Well, formalizing them isn't too hard, and model-checking them is quite easy (once you have a good formal spec), but proving them is another matter altogether...

People prove specific algorithms (distributed, concurrent or sequential) with TLA+, but once the spec is of a real system, things get much, much harder to prove.


As to comparability of those books, well, I asked because theorem proving is the most general approach (vs abstract interpretation, data/control flow analysis, model checking and type systems). So I was wondering if Software Foundations referred to these, so it could be regarded as a intro book which could then be followed up by [1-3].

I think I disagree a bit wrt model checking, which is very useful in some specialized domains. I have had quite a lot of success with it when verifying complex real time systems, specified as timed automata. We then generated code from this specifications. It'd be challenging to use any other technique to achieve such an exhaustive verification.

Both [1-2] can be found online, and [2] is particularly enlightening! I followed a course by the authors, and implemented a big chunk of the book.

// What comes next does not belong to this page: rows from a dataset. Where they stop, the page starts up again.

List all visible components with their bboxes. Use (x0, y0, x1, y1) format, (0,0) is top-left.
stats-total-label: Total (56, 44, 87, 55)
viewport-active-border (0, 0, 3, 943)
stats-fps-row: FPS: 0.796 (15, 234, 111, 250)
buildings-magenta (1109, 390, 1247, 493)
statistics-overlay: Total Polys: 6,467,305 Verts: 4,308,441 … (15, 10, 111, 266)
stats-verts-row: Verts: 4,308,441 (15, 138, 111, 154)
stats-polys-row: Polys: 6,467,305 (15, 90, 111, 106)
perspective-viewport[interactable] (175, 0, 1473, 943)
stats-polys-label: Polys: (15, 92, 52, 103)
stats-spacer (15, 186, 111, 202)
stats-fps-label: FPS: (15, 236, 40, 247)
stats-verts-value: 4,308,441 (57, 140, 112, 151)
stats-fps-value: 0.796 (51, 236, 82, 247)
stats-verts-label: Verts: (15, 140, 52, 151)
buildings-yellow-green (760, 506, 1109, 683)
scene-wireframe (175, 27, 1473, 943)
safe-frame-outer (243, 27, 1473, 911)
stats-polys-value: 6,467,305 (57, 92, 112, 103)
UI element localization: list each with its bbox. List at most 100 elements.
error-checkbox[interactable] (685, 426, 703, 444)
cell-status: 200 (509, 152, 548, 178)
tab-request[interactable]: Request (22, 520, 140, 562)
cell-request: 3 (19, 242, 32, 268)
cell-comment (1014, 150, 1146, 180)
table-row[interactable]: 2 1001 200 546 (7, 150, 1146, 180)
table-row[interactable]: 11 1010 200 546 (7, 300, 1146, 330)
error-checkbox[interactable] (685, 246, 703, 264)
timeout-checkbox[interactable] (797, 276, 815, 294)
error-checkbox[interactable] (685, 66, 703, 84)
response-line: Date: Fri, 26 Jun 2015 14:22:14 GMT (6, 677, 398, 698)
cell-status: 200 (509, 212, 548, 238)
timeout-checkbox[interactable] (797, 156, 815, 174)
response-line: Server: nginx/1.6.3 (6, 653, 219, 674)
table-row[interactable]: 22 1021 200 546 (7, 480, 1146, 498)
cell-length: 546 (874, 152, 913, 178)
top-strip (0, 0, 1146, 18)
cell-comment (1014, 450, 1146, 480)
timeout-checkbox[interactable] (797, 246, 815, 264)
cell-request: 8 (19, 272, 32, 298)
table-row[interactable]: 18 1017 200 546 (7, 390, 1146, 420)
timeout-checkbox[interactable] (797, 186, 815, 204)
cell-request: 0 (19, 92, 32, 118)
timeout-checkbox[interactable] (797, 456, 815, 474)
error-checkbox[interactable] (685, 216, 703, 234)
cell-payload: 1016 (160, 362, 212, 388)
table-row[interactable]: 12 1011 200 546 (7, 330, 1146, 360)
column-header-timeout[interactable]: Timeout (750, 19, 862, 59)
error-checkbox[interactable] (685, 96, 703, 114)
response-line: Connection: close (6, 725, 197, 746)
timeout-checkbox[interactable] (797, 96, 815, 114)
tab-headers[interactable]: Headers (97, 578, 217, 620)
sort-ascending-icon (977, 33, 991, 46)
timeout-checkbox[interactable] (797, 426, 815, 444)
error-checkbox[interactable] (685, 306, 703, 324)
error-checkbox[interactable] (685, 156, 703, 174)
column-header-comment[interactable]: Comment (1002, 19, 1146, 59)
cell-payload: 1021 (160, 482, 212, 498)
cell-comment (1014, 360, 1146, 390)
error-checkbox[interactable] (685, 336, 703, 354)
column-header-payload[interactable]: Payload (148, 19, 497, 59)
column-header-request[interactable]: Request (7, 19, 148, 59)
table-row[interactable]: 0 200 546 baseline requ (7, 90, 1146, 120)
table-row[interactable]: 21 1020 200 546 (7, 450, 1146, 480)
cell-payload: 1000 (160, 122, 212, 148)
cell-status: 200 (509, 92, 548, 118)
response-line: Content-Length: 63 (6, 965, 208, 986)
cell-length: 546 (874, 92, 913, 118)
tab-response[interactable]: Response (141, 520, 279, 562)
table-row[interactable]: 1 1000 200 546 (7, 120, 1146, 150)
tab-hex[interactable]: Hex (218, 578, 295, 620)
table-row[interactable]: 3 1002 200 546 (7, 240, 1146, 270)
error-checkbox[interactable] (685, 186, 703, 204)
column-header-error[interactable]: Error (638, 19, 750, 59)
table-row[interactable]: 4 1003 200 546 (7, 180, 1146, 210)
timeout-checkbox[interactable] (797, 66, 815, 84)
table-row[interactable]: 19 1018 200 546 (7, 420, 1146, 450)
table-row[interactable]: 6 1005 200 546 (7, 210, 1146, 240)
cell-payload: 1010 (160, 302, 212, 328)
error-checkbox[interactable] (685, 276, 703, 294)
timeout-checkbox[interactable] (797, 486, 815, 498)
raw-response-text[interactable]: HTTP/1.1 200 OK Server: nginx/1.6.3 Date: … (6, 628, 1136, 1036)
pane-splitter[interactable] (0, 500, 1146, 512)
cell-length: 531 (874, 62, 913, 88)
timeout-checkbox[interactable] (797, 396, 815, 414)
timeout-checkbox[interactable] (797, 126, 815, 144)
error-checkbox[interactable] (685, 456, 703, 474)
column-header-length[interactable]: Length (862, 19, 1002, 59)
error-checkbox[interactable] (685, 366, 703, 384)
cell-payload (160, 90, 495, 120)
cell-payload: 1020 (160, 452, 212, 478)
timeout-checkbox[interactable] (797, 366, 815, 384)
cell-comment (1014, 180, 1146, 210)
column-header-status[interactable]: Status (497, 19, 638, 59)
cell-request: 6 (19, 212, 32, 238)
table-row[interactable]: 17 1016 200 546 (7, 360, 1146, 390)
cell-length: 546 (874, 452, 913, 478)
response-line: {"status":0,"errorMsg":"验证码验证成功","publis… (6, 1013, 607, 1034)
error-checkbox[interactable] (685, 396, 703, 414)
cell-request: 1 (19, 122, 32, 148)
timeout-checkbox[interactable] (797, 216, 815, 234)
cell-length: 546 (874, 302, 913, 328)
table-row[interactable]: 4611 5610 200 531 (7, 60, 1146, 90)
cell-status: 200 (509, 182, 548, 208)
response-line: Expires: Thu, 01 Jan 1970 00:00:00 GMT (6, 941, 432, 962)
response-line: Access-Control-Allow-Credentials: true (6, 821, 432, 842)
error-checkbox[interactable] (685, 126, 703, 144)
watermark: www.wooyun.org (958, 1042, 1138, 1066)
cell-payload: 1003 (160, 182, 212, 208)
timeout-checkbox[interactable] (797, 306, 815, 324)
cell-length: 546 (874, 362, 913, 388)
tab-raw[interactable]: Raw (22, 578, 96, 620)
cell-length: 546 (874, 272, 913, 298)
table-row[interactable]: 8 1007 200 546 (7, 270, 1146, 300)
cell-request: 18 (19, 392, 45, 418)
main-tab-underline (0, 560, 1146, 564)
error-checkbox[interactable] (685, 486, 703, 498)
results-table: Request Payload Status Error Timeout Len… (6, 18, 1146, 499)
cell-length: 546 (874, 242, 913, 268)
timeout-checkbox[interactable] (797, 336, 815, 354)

It's really awesome to implement static analyzers by interpreting programs with a more abstract set of types.


Ah, I see what you mean. Software Foundation hints ever so slightly at more specific approaches. Looking into the other books a little bit more, I'm not so certain Software Foundations would serve as a good introduction to them. The reason being that it focuses very heavily on the theorem-proving aspects. Concrete Semantics, at least its second half, would be an excellent primer. Software Foundations puts more weight on proving properties about languages than it does verifying particular programs. Whereas Concrete Semantics culminates in Hoare logic and abstract interpretation.

That sounds like an excellent use of model checking tools. Most approaches I've seen involve creating a model of some system separate from the implementation, which I think is risky. Still better than nothing, by far.

I'll definitely have to check those books out now. Thanks for the recommendations!


Thanks for the Concrete Semantics recommendation!